Sept 7 in doubt as Rudd has things to do
Kevin Rudd says he has “made no determination whatsoever” on when the federal election will be held, throwing doubt on the likelihood of a September 7 election.
The prime minister also told reporters on Saturday he wanted to attend a G20 summit just days before what had been considered the favoured poll date, raising the prospect the election could be pushed out to at least September 21.
Speculation had been building that Mr Rudd was planning to visit the governor-general on Sunday or Monday to seek approval for a September 7 election.
But Mr Rudd said the government had yet to conclude negotiations with Victoria over schools funding, with Western Australia on disability care, and with NSW over new environmental assessment procedures.
“We have a few things to attend to yet,” he said after signing a new asylum-seeker resettlement agreement with Nauru on Saturday.
“So therefore on your question (about September 7), I’ve made no determination whatsoever in terms of the date of an election.”
Whether Mr Rudd would attend the upcoming G20 leaders summit had also been a source of constant speculation, as the St Petersburg meeting is being held on September 5 and 6.
Mr Rudd confirmed it was “my intention to be in St Petersburg”.
“But I’m very mindful also of the challenges that lie ahead of us as well,” he told reporters in Brisbane.
“I place enormous priority to the G20 and its agenda.
“At the same time I will always balance that against other considerations before us as well.”
If Mr Rudd does still decide on a September 7 election, it will need to be called by Monday to cover the minimum 33-day campaign period.
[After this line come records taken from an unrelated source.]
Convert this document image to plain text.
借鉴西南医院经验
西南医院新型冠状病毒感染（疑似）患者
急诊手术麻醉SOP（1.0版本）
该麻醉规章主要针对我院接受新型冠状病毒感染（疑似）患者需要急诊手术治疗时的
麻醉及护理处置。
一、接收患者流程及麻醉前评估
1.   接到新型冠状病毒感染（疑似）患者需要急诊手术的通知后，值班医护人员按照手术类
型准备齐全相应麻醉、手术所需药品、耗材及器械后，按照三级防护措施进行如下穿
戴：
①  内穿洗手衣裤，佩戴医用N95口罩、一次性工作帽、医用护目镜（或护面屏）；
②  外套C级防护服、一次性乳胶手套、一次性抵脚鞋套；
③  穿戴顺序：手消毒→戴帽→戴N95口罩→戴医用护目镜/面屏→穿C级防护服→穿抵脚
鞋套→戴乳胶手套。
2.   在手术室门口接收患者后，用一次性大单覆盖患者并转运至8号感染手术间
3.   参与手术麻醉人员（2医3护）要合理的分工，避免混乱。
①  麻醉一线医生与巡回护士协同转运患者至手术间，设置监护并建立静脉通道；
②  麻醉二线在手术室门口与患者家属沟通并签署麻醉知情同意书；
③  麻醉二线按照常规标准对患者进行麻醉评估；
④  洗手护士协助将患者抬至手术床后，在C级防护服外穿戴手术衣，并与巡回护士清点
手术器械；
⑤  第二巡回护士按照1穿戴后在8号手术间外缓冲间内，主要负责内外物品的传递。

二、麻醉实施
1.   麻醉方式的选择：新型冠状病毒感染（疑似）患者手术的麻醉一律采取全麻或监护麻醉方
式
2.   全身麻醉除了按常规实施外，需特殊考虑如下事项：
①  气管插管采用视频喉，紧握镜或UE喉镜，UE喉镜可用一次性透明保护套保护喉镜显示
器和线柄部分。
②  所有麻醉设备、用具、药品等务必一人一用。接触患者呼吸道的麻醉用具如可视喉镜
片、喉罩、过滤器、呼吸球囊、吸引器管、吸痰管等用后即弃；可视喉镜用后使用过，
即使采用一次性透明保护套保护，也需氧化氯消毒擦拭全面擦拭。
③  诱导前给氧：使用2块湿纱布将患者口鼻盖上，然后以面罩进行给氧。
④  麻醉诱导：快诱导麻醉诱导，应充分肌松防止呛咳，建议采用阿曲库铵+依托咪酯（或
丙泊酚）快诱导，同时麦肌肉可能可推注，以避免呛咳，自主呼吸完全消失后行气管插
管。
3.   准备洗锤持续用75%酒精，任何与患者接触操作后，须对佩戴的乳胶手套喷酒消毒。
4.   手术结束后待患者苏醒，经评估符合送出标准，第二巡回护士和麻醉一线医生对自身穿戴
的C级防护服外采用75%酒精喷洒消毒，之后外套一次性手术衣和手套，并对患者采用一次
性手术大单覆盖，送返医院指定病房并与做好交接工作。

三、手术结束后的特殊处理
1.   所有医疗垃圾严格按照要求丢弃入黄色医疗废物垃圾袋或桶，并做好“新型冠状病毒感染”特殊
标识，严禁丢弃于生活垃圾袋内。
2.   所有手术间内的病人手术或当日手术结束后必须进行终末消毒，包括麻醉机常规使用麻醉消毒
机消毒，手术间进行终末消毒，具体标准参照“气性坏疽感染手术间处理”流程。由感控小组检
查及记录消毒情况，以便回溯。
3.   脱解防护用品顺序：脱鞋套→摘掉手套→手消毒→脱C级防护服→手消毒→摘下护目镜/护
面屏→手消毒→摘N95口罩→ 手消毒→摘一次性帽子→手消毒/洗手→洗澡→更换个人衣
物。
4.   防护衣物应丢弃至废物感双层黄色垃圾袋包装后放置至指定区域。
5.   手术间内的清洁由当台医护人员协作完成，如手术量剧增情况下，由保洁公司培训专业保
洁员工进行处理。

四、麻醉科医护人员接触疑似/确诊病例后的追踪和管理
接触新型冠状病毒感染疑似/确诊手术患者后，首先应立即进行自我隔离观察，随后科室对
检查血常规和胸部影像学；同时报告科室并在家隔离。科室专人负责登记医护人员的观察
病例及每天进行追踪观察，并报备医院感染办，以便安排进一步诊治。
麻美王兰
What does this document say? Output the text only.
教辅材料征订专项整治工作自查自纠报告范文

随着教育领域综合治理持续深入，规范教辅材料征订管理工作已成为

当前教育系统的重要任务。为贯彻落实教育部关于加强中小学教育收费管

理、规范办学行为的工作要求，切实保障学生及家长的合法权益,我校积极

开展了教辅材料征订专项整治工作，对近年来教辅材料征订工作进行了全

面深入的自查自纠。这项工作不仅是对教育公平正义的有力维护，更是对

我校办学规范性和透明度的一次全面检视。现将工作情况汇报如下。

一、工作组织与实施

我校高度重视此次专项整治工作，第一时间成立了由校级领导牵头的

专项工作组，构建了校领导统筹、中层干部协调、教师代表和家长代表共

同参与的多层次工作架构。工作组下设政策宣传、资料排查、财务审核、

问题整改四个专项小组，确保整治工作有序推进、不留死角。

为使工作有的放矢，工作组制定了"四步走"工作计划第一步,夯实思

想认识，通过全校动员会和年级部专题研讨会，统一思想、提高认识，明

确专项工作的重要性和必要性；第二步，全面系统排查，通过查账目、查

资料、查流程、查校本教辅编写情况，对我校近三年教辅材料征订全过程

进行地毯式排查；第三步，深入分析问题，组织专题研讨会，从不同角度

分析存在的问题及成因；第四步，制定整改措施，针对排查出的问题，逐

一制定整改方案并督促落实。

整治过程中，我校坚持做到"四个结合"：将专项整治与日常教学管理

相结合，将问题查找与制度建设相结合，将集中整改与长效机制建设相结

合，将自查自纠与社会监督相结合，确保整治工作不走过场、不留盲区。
With September 14 all but ruled out because it had been chosen by his predecessor Julia Gillard, a September 21 election would be the next possible date.
Opposition Leader Tony Abbott declared his team ready for the campaign.
“We’ve been ready for a long time,” Mr Abbott told reporters in Melbourne, when asked about a September 7 election.
“I think the Australian people are eager to seize the chance to control the government once more.
“This election is a choice between strength and stability under the coalition, or more chaos, division and dysfunction under the Labor party.”
Speculation over the election date came a day after the government’s economic update, which predicted weaker economic growth, growing unemployment and more government debt, as well as a $33.3 billion writedown in revenues.
Shadow treasurer Joe Hockey said he expected the prime minister to “run to the polls in the next two days”.
“Because the boats keep coming, the debt is blowing out by $3 billion a week and unemployment continues to rise, heading towards 800,000,” he told reporters in Sydney.
“If I were Kevin Rudd I would be going to the polls as soon as possible.”
But foreshadowing how central the economy will again be during the campaign, Finance Minister Penny Wong released government analysis which, she said, uncovered a $70 billion hole in the coalition’s fiscal credentials.
“The government has laid out our plans and our budget,” Senator Wong told reporters in Melbourne.
“It’s time Tony Abbott did, because what this document shows against what Tony Abbott has said is that he would have to make $70 billion worth of cuts.”